For now, we have difficulties planning a new mobile feature since we don't know yet on what platform the feature will be started. To solve that, we created a new "Mobile" project that manages every "high level" issues for mobile development. The purpose of this project is to manage meta-issues that will later create issues into other projects.
Following the whole discussion and specifically @markpundsack's last comment, I was wondering about adding some cross-projects tools? I am not totally clear on what could be possible but I think it can be an alternative to using a rigid hierarchy.

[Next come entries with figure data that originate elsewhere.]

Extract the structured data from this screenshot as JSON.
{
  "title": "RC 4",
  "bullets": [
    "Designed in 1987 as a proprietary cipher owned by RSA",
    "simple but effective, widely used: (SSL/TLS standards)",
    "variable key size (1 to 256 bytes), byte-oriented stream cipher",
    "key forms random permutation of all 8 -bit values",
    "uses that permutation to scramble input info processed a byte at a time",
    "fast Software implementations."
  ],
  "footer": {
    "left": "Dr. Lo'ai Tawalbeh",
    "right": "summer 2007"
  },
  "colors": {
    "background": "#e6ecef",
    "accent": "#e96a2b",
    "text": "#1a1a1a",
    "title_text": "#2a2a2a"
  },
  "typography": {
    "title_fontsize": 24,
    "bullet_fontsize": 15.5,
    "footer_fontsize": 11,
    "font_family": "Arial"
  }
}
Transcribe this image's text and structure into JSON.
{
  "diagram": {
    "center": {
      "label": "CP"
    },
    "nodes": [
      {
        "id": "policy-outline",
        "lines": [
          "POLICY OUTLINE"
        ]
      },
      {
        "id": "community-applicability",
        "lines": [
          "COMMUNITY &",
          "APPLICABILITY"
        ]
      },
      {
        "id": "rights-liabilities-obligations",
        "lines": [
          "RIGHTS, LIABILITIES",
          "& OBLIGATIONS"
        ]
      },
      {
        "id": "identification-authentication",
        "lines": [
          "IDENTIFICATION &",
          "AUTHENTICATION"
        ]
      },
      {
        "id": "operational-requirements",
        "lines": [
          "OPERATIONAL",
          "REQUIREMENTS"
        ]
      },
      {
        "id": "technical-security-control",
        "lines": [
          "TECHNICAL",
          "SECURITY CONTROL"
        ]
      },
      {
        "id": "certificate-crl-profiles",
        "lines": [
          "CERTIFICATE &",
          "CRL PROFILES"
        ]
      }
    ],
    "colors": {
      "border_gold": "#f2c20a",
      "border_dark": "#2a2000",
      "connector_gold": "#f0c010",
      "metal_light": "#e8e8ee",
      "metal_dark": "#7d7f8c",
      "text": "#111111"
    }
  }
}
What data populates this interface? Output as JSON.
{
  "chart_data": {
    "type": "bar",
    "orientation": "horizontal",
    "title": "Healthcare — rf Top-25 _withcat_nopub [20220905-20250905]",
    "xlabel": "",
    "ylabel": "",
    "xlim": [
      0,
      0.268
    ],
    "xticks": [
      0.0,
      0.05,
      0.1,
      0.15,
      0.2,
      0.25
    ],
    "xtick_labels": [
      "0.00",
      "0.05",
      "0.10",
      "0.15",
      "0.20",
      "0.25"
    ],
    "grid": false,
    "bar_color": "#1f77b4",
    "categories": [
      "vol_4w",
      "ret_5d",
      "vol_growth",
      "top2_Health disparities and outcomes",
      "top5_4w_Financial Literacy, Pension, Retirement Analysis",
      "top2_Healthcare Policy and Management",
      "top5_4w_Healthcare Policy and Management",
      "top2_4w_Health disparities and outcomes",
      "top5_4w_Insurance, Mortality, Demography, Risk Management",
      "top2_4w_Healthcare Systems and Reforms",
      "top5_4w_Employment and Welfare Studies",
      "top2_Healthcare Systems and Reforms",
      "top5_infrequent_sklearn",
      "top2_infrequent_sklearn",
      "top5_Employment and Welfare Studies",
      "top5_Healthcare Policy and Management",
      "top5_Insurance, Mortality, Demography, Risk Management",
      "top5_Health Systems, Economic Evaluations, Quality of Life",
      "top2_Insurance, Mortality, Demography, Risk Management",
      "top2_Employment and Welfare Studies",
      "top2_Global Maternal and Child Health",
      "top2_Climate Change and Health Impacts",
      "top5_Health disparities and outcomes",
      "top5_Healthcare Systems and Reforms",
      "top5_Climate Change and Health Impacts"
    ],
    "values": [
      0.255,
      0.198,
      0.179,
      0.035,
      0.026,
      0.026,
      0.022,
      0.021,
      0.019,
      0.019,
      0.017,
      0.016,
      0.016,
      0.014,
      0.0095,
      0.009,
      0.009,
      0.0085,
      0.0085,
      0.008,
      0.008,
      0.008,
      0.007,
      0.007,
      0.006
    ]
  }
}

For example, we could add the ability to extend the task concept to easily create/track remote issues. I was thinking about something like
- [ ] project#123that could render as - [ ] link to project link to issue with its title and labels. Checkbox would be readonly and based on the state (open/closed) of the remote issue. We could also add the syntax
- [ ] project# Title of the issue(without issue ID) that will render as a create button to easily create this issue in the remote project and append the issue ID once the issue is created.
It does not solve all the problems stated on this discussion but I think it could help projects collaboration as a whole, and could also be used for other purposes like tracking issues across multiple public (open source?) projects.
On the subject of team issues vs multiple project repos: Even if you did go down the route of multiple repos for a project, I'd still imagine that I'd want the ability to see issues at a group level. Whereas the opposite isn't necessarily true.
I also agree that it should be developed with a mind to the future, but shouldn't be over-engineered into a corner. Release Early and Release Often. E.g. don't worry about forcing issue creators having to choose a particular repo. Add that in later if required. Maybe some teams would want to force people to put their issues straight into a repo.